Multiplying out differential operators

[chipotleaway]

In this video at around 9:00 , Carl Bender demonstrates a method of solving y''+a(x)y'+b(x)y=0.



He first rewrites it in terms of differential operators

D²+a(x)D+b(x))y(x)=0,

then factors it

(D+A(x))(D+B(x))y=0

then multiplies it out to determine B(x). I thought we would get

(D²+DB+AD+AB)y=0

but at 15:29, he says that D, when it acts on B, either it acts on B or it 'goes past B' and acts on y and because of that, we get two terms, BD and D', so the result is

(D²+BD+B'+AD+AB)y=0

Why doesn't the operator just act on B?
If it only acts on B, then shouldn't BD disappear somehow (and vice-versa)?
Also, this would mean for D to act on something, it has to be the right? (DA≠AD?)

Thanks

 

[bigfooted]

it's because of the chain rule. Note that there is a difference between
\partial(b)y and \partial(by).

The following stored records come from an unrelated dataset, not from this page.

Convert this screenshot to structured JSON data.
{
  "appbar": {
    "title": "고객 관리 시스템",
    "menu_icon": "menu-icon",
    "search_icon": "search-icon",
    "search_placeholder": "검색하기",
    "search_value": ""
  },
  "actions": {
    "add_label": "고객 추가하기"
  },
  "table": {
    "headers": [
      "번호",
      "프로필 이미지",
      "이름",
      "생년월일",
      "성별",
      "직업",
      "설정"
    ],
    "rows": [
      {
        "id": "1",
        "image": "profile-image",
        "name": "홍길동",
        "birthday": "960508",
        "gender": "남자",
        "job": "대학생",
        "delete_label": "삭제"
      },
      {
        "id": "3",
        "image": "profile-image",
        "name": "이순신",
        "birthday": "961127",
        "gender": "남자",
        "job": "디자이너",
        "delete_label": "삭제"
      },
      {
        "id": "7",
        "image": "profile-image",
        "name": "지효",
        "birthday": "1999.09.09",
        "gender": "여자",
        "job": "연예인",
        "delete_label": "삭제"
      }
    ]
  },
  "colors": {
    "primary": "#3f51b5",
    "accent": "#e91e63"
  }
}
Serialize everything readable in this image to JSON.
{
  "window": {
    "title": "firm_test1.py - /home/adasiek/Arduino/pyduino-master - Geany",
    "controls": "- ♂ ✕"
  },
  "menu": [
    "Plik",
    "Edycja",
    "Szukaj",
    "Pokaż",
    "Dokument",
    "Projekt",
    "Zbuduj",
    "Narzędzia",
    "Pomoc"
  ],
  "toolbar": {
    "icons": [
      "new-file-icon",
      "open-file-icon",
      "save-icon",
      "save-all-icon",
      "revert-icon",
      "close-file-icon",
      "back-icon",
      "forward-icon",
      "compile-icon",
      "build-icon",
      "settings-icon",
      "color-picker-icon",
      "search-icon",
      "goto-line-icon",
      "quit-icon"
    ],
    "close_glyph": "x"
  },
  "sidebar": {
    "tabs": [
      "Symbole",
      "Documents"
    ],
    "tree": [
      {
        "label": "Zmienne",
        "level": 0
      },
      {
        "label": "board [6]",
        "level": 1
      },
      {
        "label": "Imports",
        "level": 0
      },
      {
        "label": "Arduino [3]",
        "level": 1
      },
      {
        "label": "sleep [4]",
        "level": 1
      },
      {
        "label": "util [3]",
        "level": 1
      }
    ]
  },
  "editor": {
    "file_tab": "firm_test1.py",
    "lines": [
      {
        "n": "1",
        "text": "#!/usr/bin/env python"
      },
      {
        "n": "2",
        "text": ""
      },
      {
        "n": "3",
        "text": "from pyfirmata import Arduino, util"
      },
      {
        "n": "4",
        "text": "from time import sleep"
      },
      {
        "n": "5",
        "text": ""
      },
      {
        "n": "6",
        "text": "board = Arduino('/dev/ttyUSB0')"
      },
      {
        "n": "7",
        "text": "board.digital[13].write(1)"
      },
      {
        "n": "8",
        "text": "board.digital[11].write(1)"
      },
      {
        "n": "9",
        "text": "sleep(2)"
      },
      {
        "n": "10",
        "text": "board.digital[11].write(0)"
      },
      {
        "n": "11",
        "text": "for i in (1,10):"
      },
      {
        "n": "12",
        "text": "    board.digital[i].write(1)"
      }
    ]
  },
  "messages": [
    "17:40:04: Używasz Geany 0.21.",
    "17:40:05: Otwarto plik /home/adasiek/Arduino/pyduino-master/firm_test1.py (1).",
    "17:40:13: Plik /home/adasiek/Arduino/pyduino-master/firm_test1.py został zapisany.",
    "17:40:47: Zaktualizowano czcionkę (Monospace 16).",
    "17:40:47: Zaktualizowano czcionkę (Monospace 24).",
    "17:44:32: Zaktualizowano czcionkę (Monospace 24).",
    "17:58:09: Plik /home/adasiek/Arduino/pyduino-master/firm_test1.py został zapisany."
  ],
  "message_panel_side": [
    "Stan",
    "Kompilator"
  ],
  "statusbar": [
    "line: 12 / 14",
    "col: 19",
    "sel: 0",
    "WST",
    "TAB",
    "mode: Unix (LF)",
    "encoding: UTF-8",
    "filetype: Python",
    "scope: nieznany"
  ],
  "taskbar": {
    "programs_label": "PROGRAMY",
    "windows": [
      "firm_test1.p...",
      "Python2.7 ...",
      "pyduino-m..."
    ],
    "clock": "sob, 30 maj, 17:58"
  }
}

First write it like this, it makes it more clear:
(\partial + a)(\partial y +by)=0
In this case, the differential operator acts on both b and y, so you have \partial(by)=\partial(b)y + \partial(y)b

 

[chipotleaway]

Thanks, I think I get it - you mean the product rule, yeah?

(D+A)(D+B)y
=(D+A)(Dy+By)
= D²y+D(By)+ADy+ABy
= D²y+yB'+By'+ADy+ABy
= D²y+yB'+BDy+ADy+ABy
= (D²+B'+BD+AD+AB)y